7) Avoid plagiarism!

Plagiarism is the intentional direct or indirect usage of another author’s language, thoughts, ideas or expressions, and the representation of them as one’s own original work. It doesn’t matter where the original is from – it can be published or non-published (such as a peer student’s paper). Plagiarism occurs often in our “copy and paste-economy” (see the fate of various German politicians who were forced to resign). And although there are signs that the societal paradigm of “originality” is slowly changing, plagiarism is still a criminal offence… oops! So, reference everything that is not your idea, but more than general knowledge. When referring to other authors ideas, avoid excessive quotations (by paraphrasing ideas in your own words rather than directly quoting them) and excessive wording (by using concise language). Your word count will thank you.

8) Be aware of biased language!

You now have knowledge on adultism (the discrimination and oppression of children and young people by adults), so try to avoid biased and prejudiced language by being specific (e.g. “children at risk of early school dropout” instead of “at-risk children”), sensitive to labelling (e.g. “children diagnosed with autism” instead of “autistic children”), acknowledging active participation (e.g. “the children viewed the objects” instead of “the objects were shown to children”) and recognizing gender issues (e.g. by adding a female perspective to the flight of young unaccompanied refugees). Try to connect your findings to new childhood studies and children’s rights theory. Perhaps a retrospect back to your own childhood helps to see things from another perspective.

9) Ask a friend!

We are all blind on at least one eye in some things. Therefore, it is important to get a friend or colleague to give you feedback on your text – on orthography as well as contentwise.
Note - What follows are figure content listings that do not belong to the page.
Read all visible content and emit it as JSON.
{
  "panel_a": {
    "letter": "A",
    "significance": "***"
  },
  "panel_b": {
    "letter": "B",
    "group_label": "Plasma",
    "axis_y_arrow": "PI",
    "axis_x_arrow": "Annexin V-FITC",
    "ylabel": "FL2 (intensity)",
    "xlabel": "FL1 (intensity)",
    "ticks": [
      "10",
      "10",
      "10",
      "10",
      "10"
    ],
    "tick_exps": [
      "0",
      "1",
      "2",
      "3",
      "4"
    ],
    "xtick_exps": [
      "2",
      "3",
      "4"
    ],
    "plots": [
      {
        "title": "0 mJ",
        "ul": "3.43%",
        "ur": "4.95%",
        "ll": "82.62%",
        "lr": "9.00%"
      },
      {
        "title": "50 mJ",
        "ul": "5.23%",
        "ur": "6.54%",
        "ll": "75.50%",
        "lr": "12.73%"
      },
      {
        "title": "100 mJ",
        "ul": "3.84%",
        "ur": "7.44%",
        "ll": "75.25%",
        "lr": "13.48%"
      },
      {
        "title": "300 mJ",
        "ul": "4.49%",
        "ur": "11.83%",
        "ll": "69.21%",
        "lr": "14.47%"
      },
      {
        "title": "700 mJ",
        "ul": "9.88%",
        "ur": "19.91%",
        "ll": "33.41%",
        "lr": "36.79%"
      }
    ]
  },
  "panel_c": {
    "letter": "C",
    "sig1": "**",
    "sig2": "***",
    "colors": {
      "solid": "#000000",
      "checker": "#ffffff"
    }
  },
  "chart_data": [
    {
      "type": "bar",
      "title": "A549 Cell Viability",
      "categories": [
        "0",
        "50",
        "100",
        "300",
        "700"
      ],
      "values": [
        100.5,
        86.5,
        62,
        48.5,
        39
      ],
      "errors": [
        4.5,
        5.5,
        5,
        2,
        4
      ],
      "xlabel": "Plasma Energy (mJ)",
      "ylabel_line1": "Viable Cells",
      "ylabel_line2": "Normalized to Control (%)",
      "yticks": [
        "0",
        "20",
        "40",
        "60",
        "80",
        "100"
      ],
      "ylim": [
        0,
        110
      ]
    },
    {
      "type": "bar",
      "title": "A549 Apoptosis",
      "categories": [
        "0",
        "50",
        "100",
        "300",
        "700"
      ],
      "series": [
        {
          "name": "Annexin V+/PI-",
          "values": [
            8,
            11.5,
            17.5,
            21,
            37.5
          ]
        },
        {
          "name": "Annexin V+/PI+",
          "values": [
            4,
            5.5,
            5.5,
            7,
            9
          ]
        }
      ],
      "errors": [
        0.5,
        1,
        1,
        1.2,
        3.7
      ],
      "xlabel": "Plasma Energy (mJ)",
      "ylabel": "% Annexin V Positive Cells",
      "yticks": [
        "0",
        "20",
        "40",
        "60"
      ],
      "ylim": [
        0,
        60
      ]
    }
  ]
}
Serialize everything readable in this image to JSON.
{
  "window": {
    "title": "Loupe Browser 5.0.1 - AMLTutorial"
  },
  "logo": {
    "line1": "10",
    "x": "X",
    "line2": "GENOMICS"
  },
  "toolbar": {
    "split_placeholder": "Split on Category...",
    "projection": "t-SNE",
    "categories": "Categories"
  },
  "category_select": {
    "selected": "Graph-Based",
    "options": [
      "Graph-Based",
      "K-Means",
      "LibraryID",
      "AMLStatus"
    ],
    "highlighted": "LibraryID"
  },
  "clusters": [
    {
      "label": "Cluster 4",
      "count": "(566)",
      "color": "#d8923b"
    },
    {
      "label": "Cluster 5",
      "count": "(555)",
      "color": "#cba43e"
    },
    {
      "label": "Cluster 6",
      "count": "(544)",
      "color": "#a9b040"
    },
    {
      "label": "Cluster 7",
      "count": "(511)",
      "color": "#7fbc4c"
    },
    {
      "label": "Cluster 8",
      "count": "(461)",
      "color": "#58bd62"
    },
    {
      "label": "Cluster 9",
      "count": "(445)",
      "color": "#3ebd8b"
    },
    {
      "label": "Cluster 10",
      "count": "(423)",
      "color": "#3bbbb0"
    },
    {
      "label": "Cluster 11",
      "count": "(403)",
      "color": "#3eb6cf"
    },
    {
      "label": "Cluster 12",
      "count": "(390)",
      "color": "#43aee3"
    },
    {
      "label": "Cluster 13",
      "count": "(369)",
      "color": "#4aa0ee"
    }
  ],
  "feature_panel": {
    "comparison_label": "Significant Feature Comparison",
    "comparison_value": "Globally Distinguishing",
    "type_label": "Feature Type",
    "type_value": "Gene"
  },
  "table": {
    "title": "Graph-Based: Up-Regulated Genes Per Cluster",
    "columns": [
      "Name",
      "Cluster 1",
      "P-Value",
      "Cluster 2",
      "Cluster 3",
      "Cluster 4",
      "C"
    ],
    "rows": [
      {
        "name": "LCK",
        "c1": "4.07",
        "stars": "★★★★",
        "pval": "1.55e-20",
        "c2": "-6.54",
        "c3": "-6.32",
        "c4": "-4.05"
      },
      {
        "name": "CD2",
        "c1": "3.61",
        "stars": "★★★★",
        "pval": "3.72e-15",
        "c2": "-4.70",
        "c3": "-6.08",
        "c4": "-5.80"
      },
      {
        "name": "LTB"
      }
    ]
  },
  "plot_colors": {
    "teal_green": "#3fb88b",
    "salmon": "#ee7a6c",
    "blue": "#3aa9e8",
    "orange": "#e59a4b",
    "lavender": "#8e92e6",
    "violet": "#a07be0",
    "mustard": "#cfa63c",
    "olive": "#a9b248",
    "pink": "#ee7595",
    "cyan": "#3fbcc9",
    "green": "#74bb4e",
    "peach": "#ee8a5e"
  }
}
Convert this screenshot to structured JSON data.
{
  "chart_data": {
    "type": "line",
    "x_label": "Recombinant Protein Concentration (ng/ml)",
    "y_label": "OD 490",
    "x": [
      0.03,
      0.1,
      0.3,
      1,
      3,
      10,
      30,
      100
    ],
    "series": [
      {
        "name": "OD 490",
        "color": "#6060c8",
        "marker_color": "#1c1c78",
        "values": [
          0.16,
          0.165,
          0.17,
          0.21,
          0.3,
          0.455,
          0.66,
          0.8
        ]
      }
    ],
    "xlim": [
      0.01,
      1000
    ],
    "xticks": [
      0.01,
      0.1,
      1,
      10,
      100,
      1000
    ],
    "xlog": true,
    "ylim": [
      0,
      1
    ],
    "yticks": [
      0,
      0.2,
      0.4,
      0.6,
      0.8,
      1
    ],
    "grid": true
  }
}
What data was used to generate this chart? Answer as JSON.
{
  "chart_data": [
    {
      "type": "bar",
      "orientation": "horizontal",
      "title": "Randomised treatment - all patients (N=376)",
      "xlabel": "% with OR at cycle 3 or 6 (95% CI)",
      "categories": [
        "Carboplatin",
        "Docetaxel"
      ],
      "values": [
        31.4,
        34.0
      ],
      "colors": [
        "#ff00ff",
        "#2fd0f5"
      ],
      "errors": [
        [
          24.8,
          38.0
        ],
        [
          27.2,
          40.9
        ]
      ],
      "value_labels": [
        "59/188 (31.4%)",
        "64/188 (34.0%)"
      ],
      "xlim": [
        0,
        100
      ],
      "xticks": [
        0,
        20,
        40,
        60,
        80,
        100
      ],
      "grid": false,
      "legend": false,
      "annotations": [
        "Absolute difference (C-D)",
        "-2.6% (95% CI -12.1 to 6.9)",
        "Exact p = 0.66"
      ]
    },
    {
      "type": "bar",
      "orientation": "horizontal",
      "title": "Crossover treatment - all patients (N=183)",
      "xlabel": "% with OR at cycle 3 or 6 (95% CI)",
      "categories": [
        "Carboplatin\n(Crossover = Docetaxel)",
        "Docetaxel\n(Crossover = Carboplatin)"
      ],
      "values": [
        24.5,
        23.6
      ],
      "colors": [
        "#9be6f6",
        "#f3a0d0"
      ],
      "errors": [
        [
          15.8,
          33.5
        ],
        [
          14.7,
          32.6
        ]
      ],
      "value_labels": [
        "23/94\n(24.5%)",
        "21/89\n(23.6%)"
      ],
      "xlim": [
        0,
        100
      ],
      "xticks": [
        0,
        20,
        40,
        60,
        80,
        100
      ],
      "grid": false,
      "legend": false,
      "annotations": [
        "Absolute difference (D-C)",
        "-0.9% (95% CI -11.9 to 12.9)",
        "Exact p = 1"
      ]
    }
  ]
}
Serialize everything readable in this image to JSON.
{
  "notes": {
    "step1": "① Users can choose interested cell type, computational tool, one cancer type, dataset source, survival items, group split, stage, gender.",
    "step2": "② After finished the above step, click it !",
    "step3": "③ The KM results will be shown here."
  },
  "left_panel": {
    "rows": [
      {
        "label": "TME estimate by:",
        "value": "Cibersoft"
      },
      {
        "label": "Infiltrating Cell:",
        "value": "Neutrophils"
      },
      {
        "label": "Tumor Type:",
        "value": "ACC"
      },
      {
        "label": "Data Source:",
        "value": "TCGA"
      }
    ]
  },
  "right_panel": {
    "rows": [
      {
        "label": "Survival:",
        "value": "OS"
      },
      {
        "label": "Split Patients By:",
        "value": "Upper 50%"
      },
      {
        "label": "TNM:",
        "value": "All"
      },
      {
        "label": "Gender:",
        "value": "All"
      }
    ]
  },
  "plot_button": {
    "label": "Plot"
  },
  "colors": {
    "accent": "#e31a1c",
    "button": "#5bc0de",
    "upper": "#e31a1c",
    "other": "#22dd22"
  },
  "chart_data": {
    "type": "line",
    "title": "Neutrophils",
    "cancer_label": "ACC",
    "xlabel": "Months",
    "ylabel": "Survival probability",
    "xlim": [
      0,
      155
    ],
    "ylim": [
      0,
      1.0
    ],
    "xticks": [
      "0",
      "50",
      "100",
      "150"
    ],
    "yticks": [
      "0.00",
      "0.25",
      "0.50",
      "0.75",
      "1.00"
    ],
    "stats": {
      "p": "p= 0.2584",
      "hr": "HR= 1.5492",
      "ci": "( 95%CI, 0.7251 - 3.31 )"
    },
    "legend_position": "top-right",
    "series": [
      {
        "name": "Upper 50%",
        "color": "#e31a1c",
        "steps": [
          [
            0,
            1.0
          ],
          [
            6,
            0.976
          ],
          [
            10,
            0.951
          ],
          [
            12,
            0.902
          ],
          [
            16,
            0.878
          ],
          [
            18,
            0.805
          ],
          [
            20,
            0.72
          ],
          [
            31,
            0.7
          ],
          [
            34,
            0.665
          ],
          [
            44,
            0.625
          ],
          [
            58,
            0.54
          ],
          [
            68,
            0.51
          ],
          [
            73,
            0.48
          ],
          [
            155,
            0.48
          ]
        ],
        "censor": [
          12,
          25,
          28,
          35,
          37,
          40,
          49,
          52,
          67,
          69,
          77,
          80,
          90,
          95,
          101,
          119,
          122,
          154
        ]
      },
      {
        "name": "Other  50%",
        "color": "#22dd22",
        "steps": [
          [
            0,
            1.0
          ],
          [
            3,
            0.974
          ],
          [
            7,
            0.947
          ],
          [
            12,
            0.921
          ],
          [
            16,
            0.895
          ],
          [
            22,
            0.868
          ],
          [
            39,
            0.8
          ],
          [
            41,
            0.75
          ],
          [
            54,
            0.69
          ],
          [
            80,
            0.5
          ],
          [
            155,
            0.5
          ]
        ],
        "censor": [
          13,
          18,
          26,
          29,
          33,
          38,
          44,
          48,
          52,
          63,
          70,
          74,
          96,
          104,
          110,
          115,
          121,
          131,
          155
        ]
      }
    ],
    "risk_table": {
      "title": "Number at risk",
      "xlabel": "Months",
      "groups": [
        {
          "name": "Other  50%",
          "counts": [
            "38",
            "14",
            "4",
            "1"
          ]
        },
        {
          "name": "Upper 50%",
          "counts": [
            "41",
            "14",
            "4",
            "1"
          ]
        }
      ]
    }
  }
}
If you are not writing in a language you speak fluently, I certainly recommend your work to be proof read by a native speaker. I have painfully come to realise how much effect language has on the scientific soundness of a thesis.

10) Take a hot bath!

The hard disc in your brain needs to run down every now and then. Although it only counts 2% of your body weight, it actually consumes 20% of your total energy expended. To avoid temporary mental exhaustion (a common diagnosis among students), think of a method to really distract yourself from your paper and the topic in general: take a hot bath, go for a jog in the rain or visit an old friend you haven’t seen for a while. I am sure you will start the next day full of brilliant new ideas! And don’t forget: good grades aren’t the world as many famous masterminds (who were failures in school) prove.

Now go for it! I wish you good luck!